Another reason why these systems focus on destination selection relates to the content-based approach. Even if we could apply the same filtering technology to other tourism objects, such as cruises, the system would have to describe a catalogue of cruises. In other words, the system would have to build a catalogue using selected set decision variables. The approach does not scale unless we pursue a costly knowledge-engineering activity for each product type. So, these systems must have a particular catalogue, in this case, a catalogue of destinations which requires extensive domain knowledge and must be built for the particular application. Currently, the focus is on destinations because they are rather stable, reusable concepts (many recommender systems can exploit the same destinations’ knowledge base).
Catching user needs and decision styles
Recommender systems struggle to catch user needs, and companies have implemented different approaches to tackle this issue. Amazon.com, for instance, immediately recognizes the user’s identity and recommends a book without asking for any user input. In contrast, www.activebuyersguide.com involves a user searching for a vacation in a multistage interaction, similar to the two travel recommender systems mentioned earlier. First, the site asks about the vacation’s general characteristics (a type of vacation, activities, accommodation, and so forth). Second, it asks for details related to these characteristics, then for trade-offs between characteristics.
Finally, the platform recommends destinations. Both approaches have drawbacks, but an adaptive approach, where questions are fine-tuned as the human-machine interaction unfolds, has more potential.
Complete travel selection lets the user select a personalized travel plan that bundles items available in the catalogue.
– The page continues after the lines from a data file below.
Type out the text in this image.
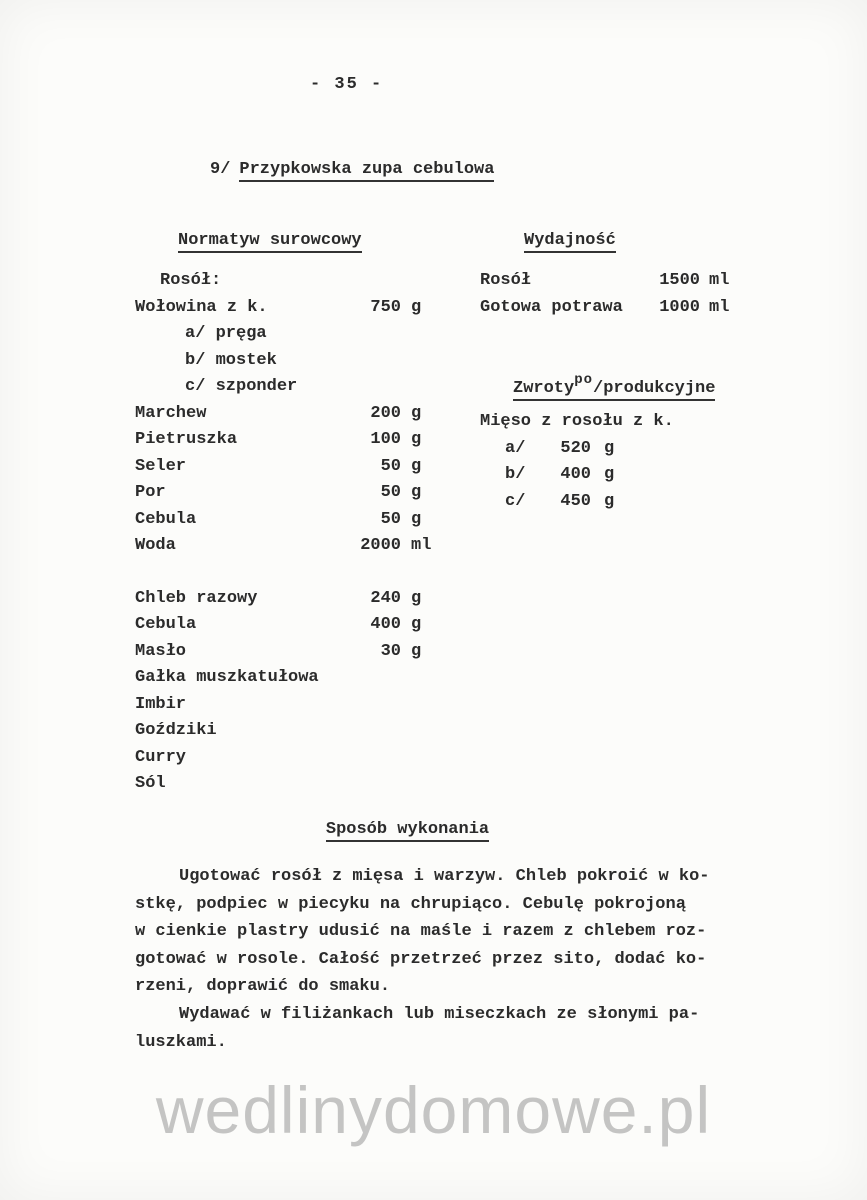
- 35 -
9/ Przypkowska zupa cebulowa
Normatyw surowcowy
Rosół:
Wołowina z k.	750 g
a/ pręga
b/ mostek
c/ szponder
Marchew	200 g
Pietruszka	100 g
Seler	50 g
Por	50 g
Cebula	50 g
Woda	2000 ml
Chleb razowy	240 g
Cebula	400 g
Masło	30 g
Gałka muszkatułowa
Imbir
Goździki
Curry
Sól
Wydajność
Rosół	1500 ml
Gotowa potrawa	1000 ml
Zwroty$^{po}$/produkcyjne
Mięso z rosołu z k.
a/	520 g
b/	400 g
c/	450 g
Sposób wykonania
Ugotować rosół z mięsa i warzyw. Chleb pokroić w ko-
stkę, podpiec w piecyku na chrupiąco. Cebulę pokrojoną
w cienkie plastry udusić na maśle i razem z chlebem roz-
gotować w rosole. Całość przetrzeć przez sito, dodać ko-
rzeni, doprawić do smaku.
Wydawać w filiżankach lub miseczkach ze słonymi pa-
luszkami.
wedlinydomowe.pl
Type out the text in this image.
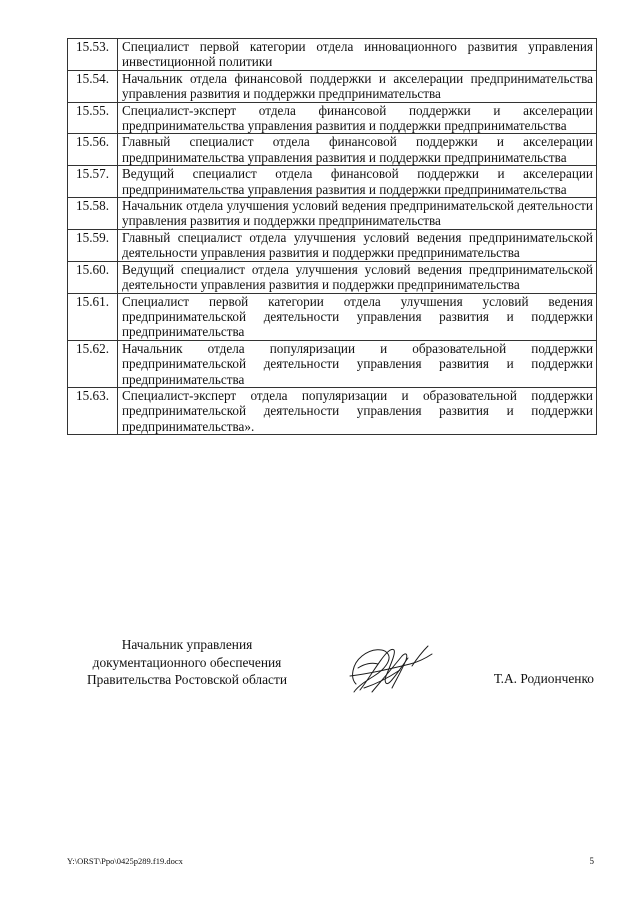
15.53.	Специалист первой категории отдела инновационного развития управления инвестиционной политики
15.54.	Начальник отдела финансовой поддержки и акселерации предпринимательства управления развития и поддержки предпринимательства
15.55.	Специалист-эксперт отдела финансовой поддержки и акселерации предпринимательства управления развития и поддержки предпринимательства
15.56.	Главный специалист отдела финансовой поддержки и акселерации предпринимательства управления развития и поддержки предпринимательства
15.57.	Ведущий специалист отдела финансовой поддержки и акселерации предпринимательства управления развития и поддержки предпринимательства
15.58.	Начальник отдела улучшения условий ведения предпринимательской деятельности управления развития и поддержки предпринимательства
15.59.	Главный специалист отдела улучшения условий ведения предпринимательской деятельности управления развития и поддержки предпринимательства
15.60.	Ведущий специалист отдела улучшения условий ведения предпринимательской деятельности управления развития и поддержки предпринимательства
15.61.	Специалист первой категории отдела улучшения условий ведения предпринимательской деятельности управления развития и поддержки предпринимательства
15.62.	Начальник отдела популяризации и образовательной поддержки предпринимательской деятельности управления развития и поддержки предпринимательства
15.63.	Специалист-эксперт отдела популяризации и образовательной поддержки предпринимательской деятельности управления развития и поддержки предпринимательства».
Начальник управления
документационного обеспечения
Правительства Ростовской области	Т.А. Родионченко
Y:\ORST\Ppo\0425p289.f19.docx	5
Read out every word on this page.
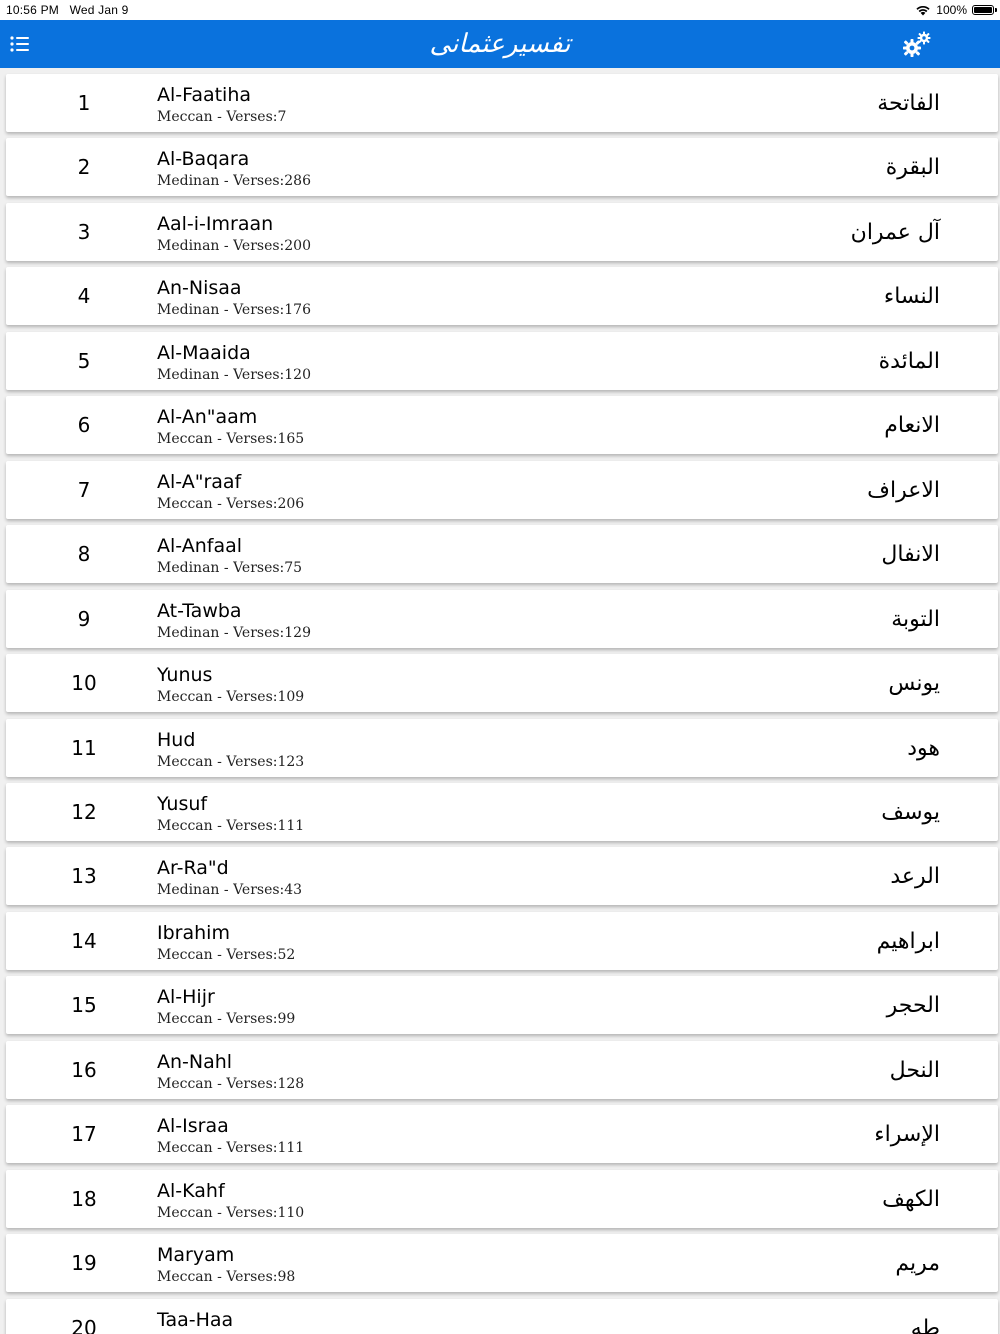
10:56 PM Wed Jan 9	100%
تفسیرعثمانی
1	Al-Faatiha
Meccan - Verses:7
الفاتحة
2	Al-Baqara
Medinan - Verses:286
البقرة
3	Aal-i-Imraan
Medinan - Verses:200
آل عمران
4	An-Nisaa
Medinan - Verses:176
النساء
5	Al-Maaida
Medinan - Verses:120
المائدة
6	Al-An"aam
Meccan - Verses:165
الانعام
7	Al-A"raaf
Meccan - Verses:206
الاعراف
8	Al-Anfaal
Medinan - Verses:75
الانفال
9	At-Tawba
Medinan - Verses:129
التوبة
10	Yunus
Meccan - Verses:109
يونس
11	Hud
Meccan - Verses:123
هود
12	Yusuf
Meccan - Verses:111
يوسف
13	Ar-Ra"d
Medinan - Verses:43
الرعد
14	Ibrahim
Meccan - Verses:52
ابراهيم
15	Al-Hijr
Meccan - Verses:99
الحجر
16	An-Nahl
Meccan - Verses:128
النحل
17	Al-Israa
Meccan - Verses:111
الإسراء
18	Al-Kahf
Meccan - Verses:110
الكهف
19	Maryam
Meccan - Verses:98
مريم
20	Taa-Haa	طه
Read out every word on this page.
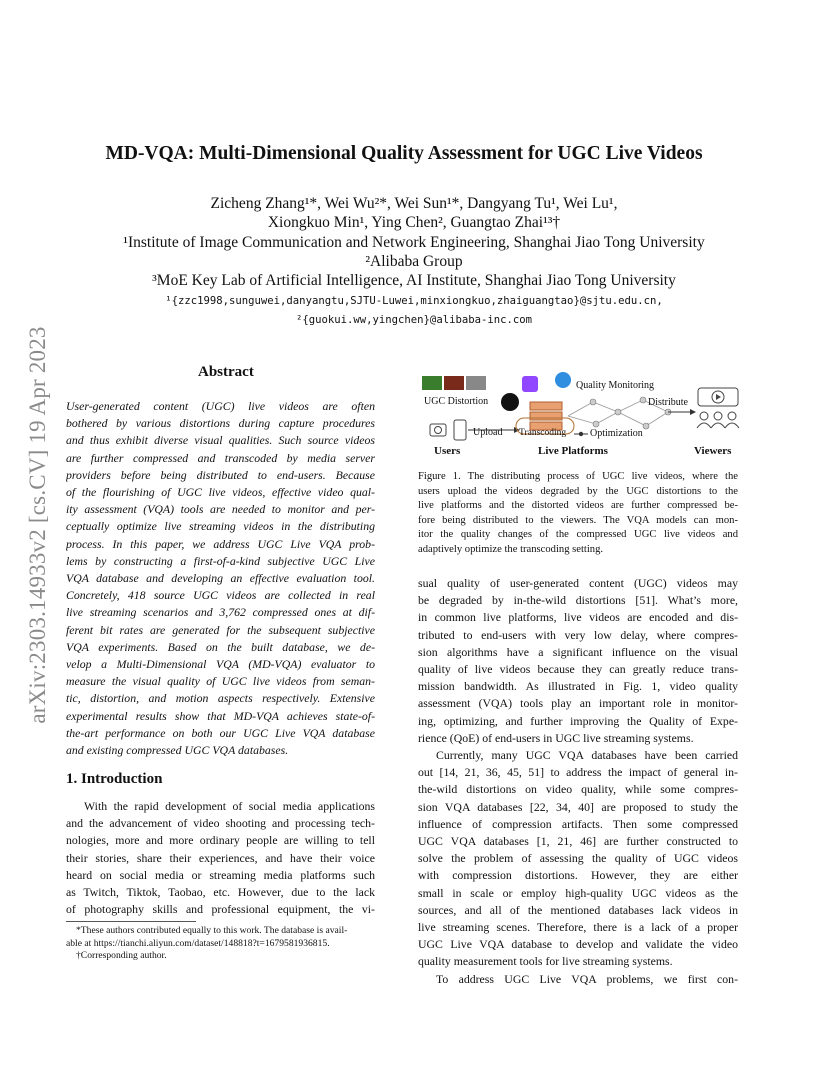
arXiv:2303.14933v2 [cs.CV] 19 Apr 2023
MD-VQA: Multi-Dimensional Quality Assessment for UGC Live Videos
Zicheng Zhang¹*, Wei Wu²*, Wei Sun¹*, Dangyang Tu¹, Wei Lu¹,
Xiongkuo Min¹, Ying Chen², Guangtao Zhai¹³†
¹Institute of Image Communication and Network Engineering, Shanghai Jiao Tong University
²Alibaba Group
³MoE Key Lab of Artificial Intelligence, AI Institute, Shanghai Jiao Tong University
¹{zzc1998,sunguwei,danyangtu,SJTU-Luwei,minxiongkuo,zhaiguangtao}@sjtu.edu.cn,
²{guokui.ww,yingchen}@alibaba-inc.com
Abstract
User-generated content (UGC) live videos are often
bothered by various distortions during capture procedures
and thus exhibit diverse visual qualities. Such source videos
are further compressed and transcoded by media server
providers before being distributed to end-users. Because
of the flourishing of UGC live videos, effective video qual-
ity assessment (VQA) tools are needed to monitor and per-
ceptually optimize live streaming videos in the distributing
process. In this paper, we address UGC Live VQA prob-
lems by constructing a first-of-a-kind subjective UGC Live
VQA database and developing an effective evaluation tool.
Concretely, 418 source UGC videos are collected in real
live streaming scenarios and 3,762 compressed ones at dif-
ferent bit rates are generated for the subsequent subjective
VQA experiments. Based on the built database, we de-
velop a Multi-Dimensional VQA (MD-VQA) evaluator to
measure the visual quality of UGC live videos from seman-
tic, distortion, and motion aspects respectively. Extensive
experimental results show that MD-VQA achieves state-of-
the-art performance on both our UGC Live VQA database
and existing compressed UGC VQA databases.
1. Introduction
With the rapid development of social media applications
and the advancement of video shooting and processing tech-
nologies, more and more ordinary people are willing to tell
their stories, share their experiences, and have their voice
heard on social media or streaming media platforms such
as Twitch, Tiktok, Taobao, etc. However, due to the lack
of photography skills and professional equipment, the vi-
*These authors contributed equally to this work. The database is avail-
able at https://tianchi.aliyun.com/dataset/148818?t=1679581936815.
†Corresponding author.
UGC Distortion
Upload
Quality Monitoring
Distribute
Transcoding Optimization
Users	Live Platforms	Viewers
Figure 1. The distributing process of UGC live videos, where the
users upload the videos degraded by the UGC distortions to the
live platforms and the distorted videos are further compressed be-
fore being distributed to the viewers. The VQA models can mon-
itor the quality changes of the compressed UGC live videos and
adaptively optimize the transcoding setting.
sual quality of user-generated content (UGC) videos may
be degraded by in-the-wild distortions [51]. What’s more,
in common live platforms, live videos are encoded and dis-
tributed to end-users with very low delay, where compres-
sion algorithms have a significant influence on the visual
quality of live videos because they can greatly reduce trans-
mission bandwidth. As illustrated in Fig. 1, video quality
assessment (VQA) tools play an important role in monitor-
ing, optimizing, and further improving the Quality of Expe-
rience (QoE) of end-users in UGC live streaming systems.
Currently, many UGC VQA databases have been carried
out [14, 21, 36, 45, 51] to address the impact of general in-
the-wild distortions on video quality, while some compres-
sion VQA databases [22, 34, 40] are proposed to study the
influence of compression artifacts. Then some compressed
UGC VQA databases [1, 21, 46] are further constructed to
solve the problem of assessing the quality of UGC videos
with compression distortions. However, they are either
small in scale or employ high-quality UGC videos as the
sources, and all of the mentioned databases lack videos in
live streaming scenes. Therefore, there is a lack of a proper
UGC Live VQA database to develop and validate the video
quality measurement tools for live streaming systems.
To address UGC Live VQA problems, we first con-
The personalized plan is constructed “reusing” the structure of travels built by other users in similar sessions.
The idea that from needs (problems), the recommender’s intelligent algorithm can deduce the right products (solution) is far too simple. Marketers state that needs can be created so that products can be sold. Products shown on a website can help create needs by offering examples to users who might not have enough experience to formulate the query as the recommender system might require. In other words, an effective travel recommender system should not only notice the user’s main needs or constraints in a top-down way but also allow the exploration of the option space and support the active construction of user preferences (in a bottom-up way).
Speaking the right language
Finally, language compatibility should be taken into account as a system must carefully manage the human to machine dialogue such that even a naive user can effectively use the system. To quote a user-centered design slogan, “Recommender systems are about people, not machines.”